The government has yet to plan to expand any of these programs.
Additionally, apps seem to be slowing down.
According to Treasury figures as of May 10, in the first week of BBLS, 268,173 companies received funds through the program while on April 2 – one week after the launch of CBILS – 1,250 loans were approved in the framework of the program.
In contrast, during the first week of August, 20,000 SMEs were supported by BBLS and only 600 companies received loans from CBILS.
Read more: What’s going on at Funding Circle?
“If you still haven’t taken advantage of the program, but think the funding could help you now or in the future, it’s worth considering taking out a CBILS loan,” Funding Circle said in a blog on its website.
“The CBIL program was designed to help businesses weather the pandemic, which means it has better features than most normal loans.
“For example, the government pays the interest for the first 12 months of the loan, in addition to paying the upfront fees, which means that if you can pay off the loan in full in a year, it won’t cost you a dime.

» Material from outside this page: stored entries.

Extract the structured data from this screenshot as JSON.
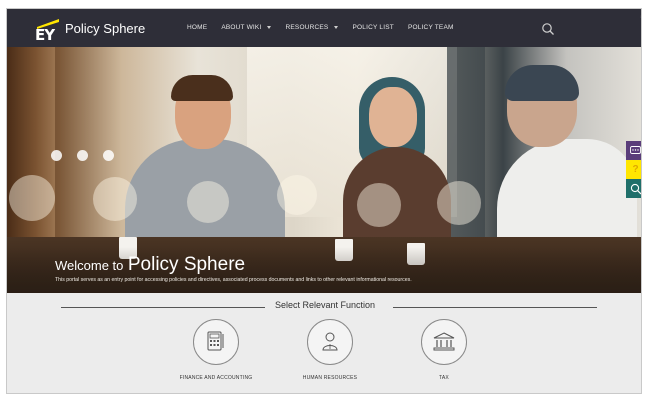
{
  "header": {
    "logo_text": "EY",
    "brand": "Policy Sphere",
    "nav": [
      {
        "label": "HOME",
        "has_dropdown": false
      },
      {
        "label": "ABOUT WIKI",
        "has_dropdown": true
      },
      {
        "label": "RESOURCES",
        "has_dropdown": true
      },
      {
        "label": "POLICY LIST",
        "has_dropdown": false
      },
      {
        "label": "POLICY TEAM",
        "has_dropdown": false
      }
    ],
    "search_icon": "search-icon",
    "settings_icon": "gear-icon"
  },
  "hero": {
    "welcome_prefix": "Welcome to",
    "welcome_name": "Policy Sphere",
    "description": "This portal serves as an entry point for accessing policies and directives, associated process documents and links to other relevant informational resources."
  },
  "side_tools": [
    {
      "name": "chat-icon",
      "color": "#5a3d7a"
    },
    {
      "name": "help-icon",
      "color": "#ffe600"
    },
    {
      "name": "search-icon",
      "color": "#1f6f6a"
    }
  ],
  "functions": {
    "title": "Select Relevant Function",
    "items": [
      {
        "label": "FINANCE AND ACCOUNTING",
        "icon": "calculator-icon"
      },
      {
        "label": "HUMAN RESOURCES",
        "icon": "person-icon"
      },
      {
        "label": "TAX",
        "icon": "building-icon"
      }
    ]
  },
  "colors": {
    "topbar": "#2e2e38",
    "ey_yellow": "#ffe600",
    "section_bg": "#ececec"
  }
}
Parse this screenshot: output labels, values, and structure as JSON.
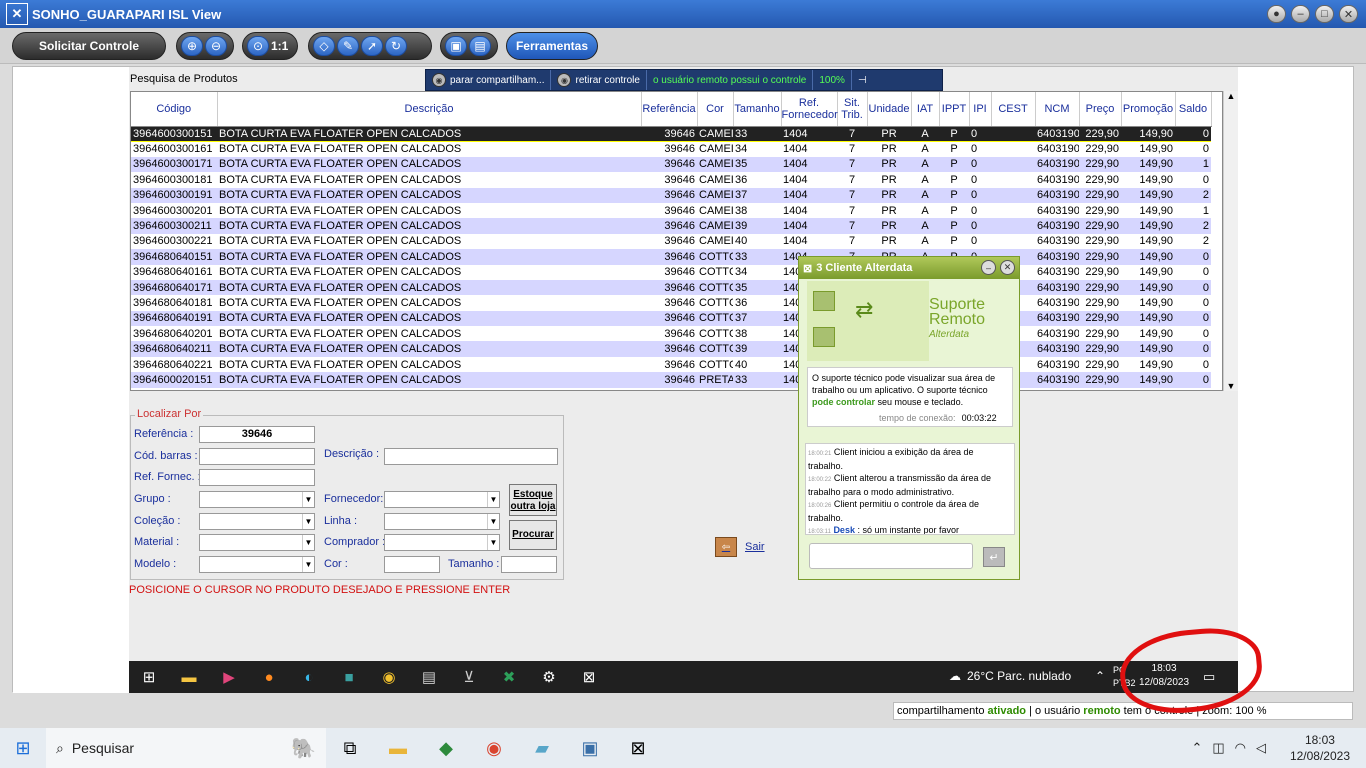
{
  "window": {
    "title": "SONHO_GUARAPARI ISL View"
  },
  "toolbar": {
    "request_control": "Solicitar Controle",
    "zoom_ratio": "1:1",
    "tools": "Ferramentas"
  },
  "banner": {
    "stop_sharing": "parar compartilham...",
    "remove_control": "retirar controle",
    "control_msg": "o usuário remoto possui o controle",
    "zoom": "100%"
  },
  "app": {
    "title": "Pesquisa de Produtos",
    "columns": [
      "Código",
      "Descrição",
      "Referência",
      "Cor",
      "Tamanho",
      "Ref. Fornecedor",
      "Sit. Trib.",
      "Unidade",
      "IAT",
      "IPPT",
      "IPI",
      "CEST",
      "NCM",
      "Preço",
      "Promoção",
      "Saldo"
    ],
    "rows": [
      [
        "3964600300151",
        "BOTA CURTA EVA FLOATER OPEN CALCADOS",
        "39646",
        "CAMEI",
        "33",
        "1404",
        "7",
        "PR",
        "A",
        "P",
        "0",
        "",
        "6403190(",
        "229,90",
        "149,90",
        "0"
      ],
      [
        "3964600300161",
        "BOTA CURTA EVA FLOATER OPEN CALCADOS",
        "39646",
        "CAMEI",
        "34",
        "1404",
        "7",
        "PR",
        "A",
        "P",
        "0",
        "",
        "6403190(",
        "229,90",
        "149,90",
        "0"
      ],
      [
        "3964600300171",
        "BOTA CURTA EVA FLOATER OPEN CALCADOS",
        "39646",
        "CAMEI",
        "35",
        "1404",
        "7",
        "PR",
        "A",
        "P",
        "0",
        "",
        "6403190(",
        "229,90",
        "149,90",
        "1"
      ],
      [
        "3964600300181",
        "BOTA CURTA EVA FLOATER OPEN CALCADOS",
        "39646",
        "CAMEI",
        "36",
        "1404",
        "7",
        "PR",
        "A",
        "P",
        "0",
        "",
        "6403190(",
        "229,90",
        "149,90",
        "0"
      ],
      [
        "3964600300191",
        "BOTA CURTA EVA FLOATER OPEN CALCADOS",
        "39646",
        "CAMEI",
        "37",
        "1404",
        "7",
        "PR",
        "A",
        "P",
        "0",
        "",
        "6403190(",
        "229,90",
        "149,90",
        "2"
      ],
      [
        "3964600300201",
        "BOTA CURTA EVA FLOATER OPEN CALCADOS",
        "39646",
        "CAMEI",
        "38",
        "1404",
        "7",
        "PR",
        "A",
        "P",
        "0",
        "",
        "6403190(",
        "229,90",
        "149,90",
        "1"
      ],
      [
        "3964600300211",
        "BOTA CURTA EVA FLOATER OPEN CALCADOS",
        "39646",
        "CAMEI",
        "39",
        "1404",
        "7",
        "PR",
        "A",
        "P",
        "0",
        "",
        "6403190(",
        "229,90",
        "149,90",
        "2"
      ],
      [
        "3964600300221",
        "BOTA CURTA EVA FLOATER OPEN CALCADOS",
        "39646",
        "CAMEI",
        "40",
        "1404",
        "7",
        "PR",
        "A",
        "P",
        "0",
        "",
        "6403190(",
        "229,90",
        "149,90",
        "2"
      ],
      [
        "3964680640151",
        "BOTA CURTA EVA FLOATER OPEN CALCADOS",
        "39646",
        "COTTC",
        "33",
        "1404",
        "7",
        "PR",
        "A",
        "P",
        "0",
        "",
        "6403190(",
        "229,90",
        "149,90",
        "0"
      ],
      [
        "3964680640161",
        "BOTA CURTA EVA FLOATER OPEN CALCADOS",
        "39646",
        "COTTC",
        "34",
        "140",
        "",
        "",
        "",
        "",
        "",
        "",
        "6403190(",
        "229,90",
        "149,90",
        "0"
      ],
      [
        "3964680640171",
        "BOTA CURTA EVA FLOATER OPEN CALCADOS",
        "39646",
        "COTTC",
        "35",
        "140",
        "",
        "",
        "",
        "",
        "",
        "",
        "6403190(",
        "229,90",
        "149,90",
        "0"
      ],
      [
        "3964680640181",
        "BOTA CURTA EVA FLOATER OPEN CALCADOS",
        "39646",
        "COTTC",
        "36",
        "140",
        "",
        "",
        "",
        "",
        "",
        "",
        "6403190(",
        "229,90",
        "149,90",
        "0"
      ],
      [
        "3964680640191",
        "BOTA CURTA EVA FLOATER OPEN CALCADOS",
        "39646",
        "COTTC",
        "37",
        "140",
        "",
        "",
        "",
        "",
        "",
        "",
        "6403190(",
        "229,90",
        "149,90",
        "0"
      ],
      [
        "3964680640201",
        "BOTA CURTA EVA FLOATER OPEN CALCADOS",
        "39646",
        "COTTC",
        "38",
        "140",
        "",
        "",
        "",
        "",
        "",
        "",
        "6403190(",
        "229,90",
        "149,90",
        "0"
      ],
      [
        "3964680640211",
        "BOTA CURTA EVA FLOATER OPEN CALCADOS",
        "39646",
        "COTTC",
        "39",
        "140",
        "",
        "",
        "",
        "",
        "",
        "",
        "6403190(",
        "229,90",
        "149,90",
        "0"
      ],
      [
        "3964680640221",
        "BOTA CURTA EVA FLOATER OPEN CALCADOS",
        "39646",
        "COTTC",
        "40",
        "140",
        "",
        "",
        "",
        "",
        "",
        "",
        "6403190(",
        "229,90",
        "149,90",
        "0"
      ],
      [
        "3964600020151",
        "BOTA CURTA EVA FLOATER OPEN CALCADOS",
        "39646",
        "PRETA",
        "33",
        "140",
        "",
        "",
        "",
        "",
        "",
        "",
        "6403190(",
        "229,90",
        "149,90",
        "0"
      ]
    ],
    "find": {
      "legend": "Localizar Por",
      "referencia_label": "Referência :",
      "referencia_value": "39646",
      "cod_barras_label": "Cód. barras :",
      "ref_fornec_label": "Ref. Fornec. :",
      "descricao_label": "Descrição :",
      "grupo_label": "Grupo :",
      "fornecedor_label": "Fornecedor:",
      "colecao_label": "Coleção :",
      "linha_label": "Linha :",
      "material_label": "Material :",
      "comprador_label": "Comprador :",
      "modelo_label": "Modelo :",
      "cor_label": "Cor :",
      "tamanho_label": "Tamanho :",
      "estoque_btn": "Estoque outra loja",
      "procurar_btn": "Procurar"
    },
    "hint": "POSICIONE O CURSOR NO PRODUTO DESEJADO E PRESSIONE ENTER",
    "sair": "Sair"
  },
  "remote_taskbar": {
    "weather": "26°C  Parc. nublado",
    "lang": "PO\nPTB2",
    "time": "18:03",
    "date": "12/08/2023"
  },
  "popup": {
    "title": "3 Cliente Alterdata",
    "brand_line1": "Suporte",
    "brand_line2": "Remoto",
    "brand_sub": "Alterdata",
    "msg_plain1": "O suporte técnico pode visualizar sua área de trabalho ou um aplicativo. O suporte técnico ",
    "msg_bold": "pode controlar",
    "msg_plain2": " seu mouse e teclado.",
    "conn_label": "tempo de conexão:",
    "conn_time": "00:03:22",
    "chat": [
      {
        "ts": "18:00:21",
        "text": "Client iniciou a exibição da área de trabalho."
      },
      {
        "ts": "18:00:22",
        "text": "Client alterou a transmissão da área de trabalho para o modo administrativo."
      },
      {
        "ts": "18:00:26",
        "text": "Client permitiu o controle da área de trabalho."
      }
    ],
    "chat_last_ts": "18:03:11",
    "chat_last_name": "Desk",
    "chat_last_text": ": só um instante por favor"
  },
  "status": {
    "p1": "compartilhamento ",
    "p2": "ativado",
    "p3": "  |  o usuário ",
    "p4": "remoto",
    "p5": " tem o controle  |  zoom: 100 %"
  },
  "local_taskbar": {
    "search": "Pesquisar",
    "time": "18:03",
    "date": "12/08/2023"
  }
}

“However, if you want to borrow less than £ 50,001, take a look at BBLS. If you’ve already taken out a rebound loan and want to borrow more with a CBILS loan, you can still apply.
“If you are successful then, you will have to pay off your existing BBLS loan. This is because you cannot hold both loans at the same time.
“You will need to make sure you request enough funds to cover the cost of paying off your rebound loan, in addition to any additional funds you wish to request through CBILS.”
Earlier this month, Starling Bank revealed that by the end of July, it had loaned £ 227.75million to small businesses via Funding Circle, as part of an agreement to finance £ 300 million in CBILS loans via the P2P lending platform.